Purpose: Radiation-induced vascular injury can be a serious problem for cancer survivors. In capillary vessels, this manifests as telangiectasia, causing cosmetic problems when occurring in the skin and more serious problems, e.g. excessive bleeding requiring surgery, when occurring in rectal or bladder mucosa. In addition, thrombotic, inflammatory, and fibrogenic events play an important role in the development of late radiation injury in many tissues. However, the sequence of these events and the relationship between various mechanistic pathways is unclear. The purpose of this project is to identify genes that are differentially expressed in tissues with manifest vascular damage, with the ultimate goal of intervening in this process to block the progressive development of tissue injury.
Methods and materials: Microarray experiments were performed using amplified RNA isolated from irradiated mouse kidney and rectum, and from sham-irradiated controls, at 10 and 20 weeks after treatment. Tissue samples were also taken for histologic evaluation of vascular damage at 10, 20, and 30 weeks after irradiation. Expression profiles for irradiated and sham-irradiated samples were compared, and differentially expressed genes were identified after normalization procedures, using information from straight color, color reverse, and self-self experiments. The extent of overlap in expression profiles for kidney and rectum during the phase of vascular damage was also examined.
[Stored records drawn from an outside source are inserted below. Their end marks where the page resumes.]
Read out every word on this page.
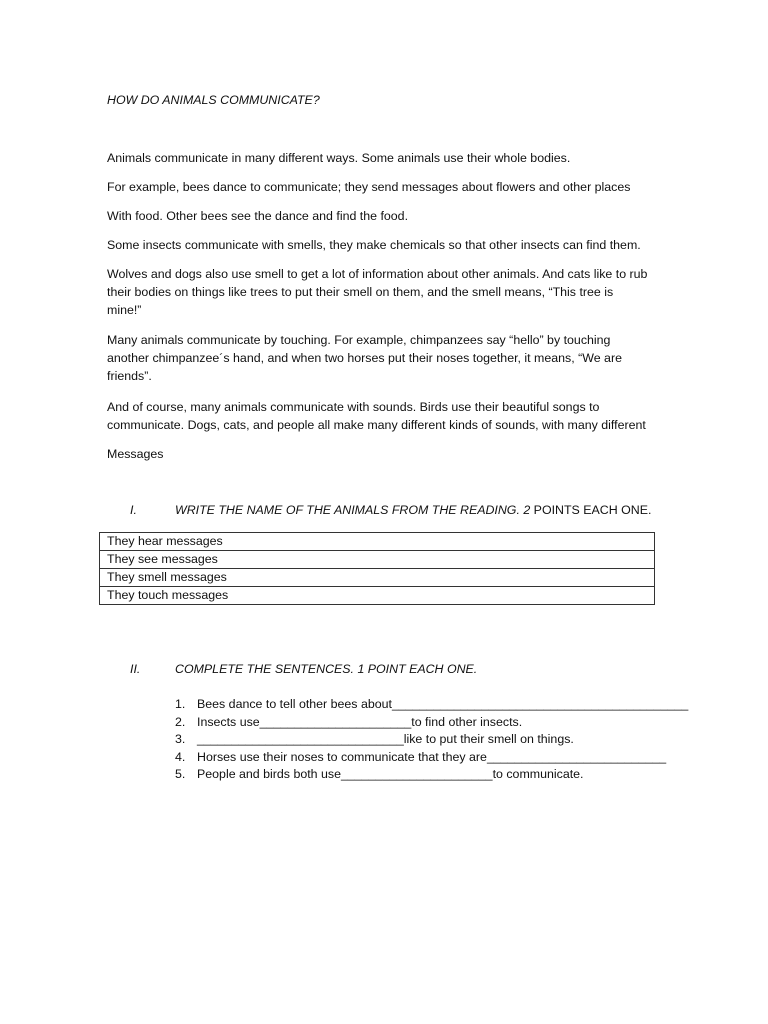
HOW DO ANIMALS COMMUNICATE?
Animals communicate in many different ways. Some animals use their whole bodies.
For example, bees dance to communicate; they send messages about flowers and other places
With food. Other bees see the dance and find the food.
Some insects communicate with smells, they make chemicals so that other insects can find them.
Wolves and dogs also use smell to get a lot of information about other animals. And cats like to rub
their bodies on things like trees to put their smell on them, and the smell means, “This tree is
mine!”
Many animals communicate by touching. For example, chimpanzees say “hello” by touching
another chimpanzee´s hand, and when two horses put their noses together, it means, “We are
friends”.
And of course, many animals communicate with sounds. Birds use their beautiful songs to
communicate. Dogs, cats, and people all make many different kinds of sounds, with many different
Messages
I.	WRITE THE NAME OF THE ANIMALS FROM THE READING. 2 POINTS EACH ONE.
They hear messages
They see messages
They smell messages
They touch messages
II.	COMPLETE THE SENTENCES. 1 POINT EACH ONE.
1. Bees dance to tell other bees about___________________________________________
2. Insects use______________________to find other insects.
3. ______________________________like to put their smell on things.
4. Horses use their noses to communicate that they are__________________________
5. People and birds both use______________________to communicate.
Results: The mouse kidney experiments showed upregulation of 31 genes at 10 weeks and 42 upregulated genes at 20 weeks. Only 20 genes showed significantly increased expression at both time points. Some of these genes were of particular interest in terms of their known involvement in vascular injury and signal transduction pathways. Irradiated mouse rectum had 278 upregulated genes at 10 weeks and 86 upregulated genes at 20 weeks. Only 19 of the genes upregulated during the period of identified telangiectasia (10-20 weeks) were common to both tissues. These included jagged 1 and Kruppel-like factor 5 (KLF5), which are reported to play a role in vascular development and remodeling.
Conclusions: Microarray analysis of RNA from irradiated normal tissues is an effective tool for identifying new genes of potential interest in the development of late tissue injury. Such experiments should be regarded as generating testable hypotheses for mechanisms of radiation-induced injury.